If the file doesn't exist a new empty file will be created.
--statsWindow=<ISO Period>: Optional, defines the window to collect stats. Defaults to 10 seconds.
--sourceHost=<host name>: Optional. If present the stats will show all target hosts connected from this sourceHost in the specified window
--targetHost=<host name>: Optional. If present the stats will show all source hosts connected to this targetHost in the specified window
Java 11 and Maven 3 is required to build the application (Tested with maven 3.6.0)
Lombok is used in this project, so when using an IDE to review the source code please install it first in case you haven't already (in IntelliJ Idea it is just a matter of adding a plugin)
then, as usual:
mvn -U clean package
-
Spark: Even if I am not an expert in Spark, it seems the natural choice for this task. It allows processing of huge files efficiently.
-
Kafka: A distributed log usually used as a messaging platform, it has connectors to watch changes on a file then processing them, then using KSQL some of the objectives of this exercise could have been fulfilled without even programming.
The code compiles to an assembled (über) jar that can be executed from the command line. The executable is a Spring Boot Application, although the code is organized in two different modules:
- files-reactive: A library that can "convert" Files to a Project Reactor's Flux of lines, for full files or just fragments of files.
- connections-log-parser: The SpringBoot application that uses the files-reactive library.
The main pom.xml file builds the two modules.
Note: I would have liked to provide more unit tests and javadoc in the modules, and in a normal enterprise application I would have done so. But I didn't really have more time for the project so I hope the tests and javadoc already included are enough as a sample.
(Tests performed in a mid-range laptop)
Using --presearchTimestamp
can dramatically reduce execution times, assuming the timestamp range requested is small compared with the size of the file.
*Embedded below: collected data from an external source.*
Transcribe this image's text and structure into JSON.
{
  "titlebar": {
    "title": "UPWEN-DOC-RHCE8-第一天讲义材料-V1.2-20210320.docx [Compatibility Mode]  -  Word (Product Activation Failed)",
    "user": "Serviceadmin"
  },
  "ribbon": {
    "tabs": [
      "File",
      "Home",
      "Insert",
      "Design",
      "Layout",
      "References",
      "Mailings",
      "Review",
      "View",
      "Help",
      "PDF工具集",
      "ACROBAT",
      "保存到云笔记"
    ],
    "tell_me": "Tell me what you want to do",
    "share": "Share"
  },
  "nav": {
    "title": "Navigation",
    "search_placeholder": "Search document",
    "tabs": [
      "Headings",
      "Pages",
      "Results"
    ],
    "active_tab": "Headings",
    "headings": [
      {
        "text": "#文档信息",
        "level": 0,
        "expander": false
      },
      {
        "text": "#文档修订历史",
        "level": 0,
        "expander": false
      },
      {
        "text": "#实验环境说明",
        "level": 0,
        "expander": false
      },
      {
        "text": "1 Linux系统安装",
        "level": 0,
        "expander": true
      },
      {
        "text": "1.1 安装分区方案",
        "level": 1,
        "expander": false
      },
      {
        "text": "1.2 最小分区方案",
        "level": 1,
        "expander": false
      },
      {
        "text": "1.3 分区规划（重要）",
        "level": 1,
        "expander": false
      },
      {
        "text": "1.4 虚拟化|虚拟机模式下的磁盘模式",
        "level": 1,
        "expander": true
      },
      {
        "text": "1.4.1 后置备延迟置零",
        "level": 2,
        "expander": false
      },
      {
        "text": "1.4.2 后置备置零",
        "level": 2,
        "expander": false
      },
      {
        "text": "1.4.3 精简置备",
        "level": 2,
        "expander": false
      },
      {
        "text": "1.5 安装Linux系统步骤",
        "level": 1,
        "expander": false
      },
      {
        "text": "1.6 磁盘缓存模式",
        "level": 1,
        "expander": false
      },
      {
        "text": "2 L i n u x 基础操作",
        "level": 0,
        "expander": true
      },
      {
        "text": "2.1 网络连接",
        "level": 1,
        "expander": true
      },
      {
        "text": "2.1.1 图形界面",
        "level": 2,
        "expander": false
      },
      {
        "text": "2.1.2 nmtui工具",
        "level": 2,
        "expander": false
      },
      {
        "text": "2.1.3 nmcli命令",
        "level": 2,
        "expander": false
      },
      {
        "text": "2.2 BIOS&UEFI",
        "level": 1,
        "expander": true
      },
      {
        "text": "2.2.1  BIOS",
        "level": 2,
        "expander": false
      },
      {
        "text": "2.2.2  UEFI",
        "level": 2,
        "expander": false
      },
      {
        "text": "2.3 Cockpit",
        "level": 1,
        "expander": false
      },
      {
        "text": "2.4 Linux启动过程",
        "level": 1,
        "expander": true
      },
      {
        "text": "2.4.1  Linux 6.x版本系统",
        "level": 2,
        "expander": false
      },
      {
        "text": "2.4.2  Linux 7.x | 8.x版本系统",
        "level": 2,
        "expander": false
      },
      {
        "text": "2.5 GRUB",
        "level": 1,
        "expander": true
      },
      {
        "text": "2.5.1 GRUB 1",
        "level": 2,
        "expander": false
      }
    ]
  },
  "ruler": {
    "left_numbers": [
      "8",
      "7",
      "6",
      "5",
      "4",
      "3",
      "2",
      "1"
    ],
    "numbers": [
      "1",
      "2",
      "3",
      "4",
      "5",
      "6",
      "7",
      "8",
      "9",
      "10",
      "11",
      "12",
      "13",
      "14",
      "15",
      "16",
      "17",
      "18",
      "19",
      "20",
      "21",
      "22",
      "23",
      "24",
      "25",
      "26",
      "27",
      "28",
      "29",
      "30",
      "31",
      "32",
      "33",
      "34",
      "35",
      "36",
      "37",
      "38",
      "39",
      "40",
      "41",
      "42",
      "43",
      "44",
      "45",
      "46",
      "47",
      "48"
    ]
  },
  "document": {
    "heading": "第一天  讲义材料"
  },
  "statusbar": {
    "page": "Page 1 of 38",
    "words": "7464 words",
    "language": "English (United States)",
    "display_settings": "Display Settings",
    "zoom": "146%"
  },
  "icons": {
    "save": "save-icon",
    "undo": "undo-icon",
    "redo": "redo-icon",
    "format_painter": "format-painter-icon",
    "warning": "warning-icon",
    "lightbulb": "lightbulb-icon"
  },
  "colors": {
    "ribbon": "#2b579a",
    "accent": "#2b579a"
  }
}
As the time spent on the presearch itself is negligible, the feature is activated by default although it can be deactivated with the flag --presearchTimestamp==false
(for small files, or for big files when all the file must be read anyway)
presearchTimestamp? | # Lines | size | Time |
---|---|---|---|
false | 2 Million | 200Mb | 0:06.56s |
true | 2 Million | 200Mb | 0:01.87s |
false | 1000 Million | 28Gb | 6:21.85s |
true | 1000 Million | 28Gb | 0:02.30s |
Of course in this examples the timestamp range was very small, so they execution times could gain the most benefit from activating the feature
On the contrary, using --split
to process the file using several threads in parallel showed disappointed results. The theory was that on SSD disks with almost random access there was no penalty open multiple pointers to the same file in different locations,
but the tests showed the contrary:
split? | # Lines | size | Time | Resources |
---|---|---|---|---|
No Split | 100 Million | 2.8Gb | 0:35.39s | 37.45user 1.51system 110%CPU (514324maxresident)k |
--split==2 | 100 Million | 2.8Gb | 0:20.7s | 41.54user 1.16system 206%CPU (632016maxresident)k |
--split==3 | 100 Million | 2.8Gb | 0:28.04s | 70.39user 1.42system 256%CPU (635712maxresident)k |
No Split | 1000 Million | 28Gb | 6:21.85m | 359.10user 16.86system 98%CPU (523132maxresident)k |
--split==2 | 1000 Million | 28Gb | 4:02.39m | 448.01user 16.80system 188%CPU (574780maxresident)k |
--split==3 | 1000 Million | 28Gb | 4:06.19m | 564.46user 19.40system 240%CPU (645716maxresident)k |
However, as far as I know, Spark (as I said I am not an expert) can process files in parallel in an scalable way so most probably I am missing something and would need to continue investigating.
In smaller files, the parallel version was even worse than the sequential, but that was expected.
With big/huge files, using --split=2 could improve times up to a 40%, but using a number of splits > 3 only increased resources without any benefit.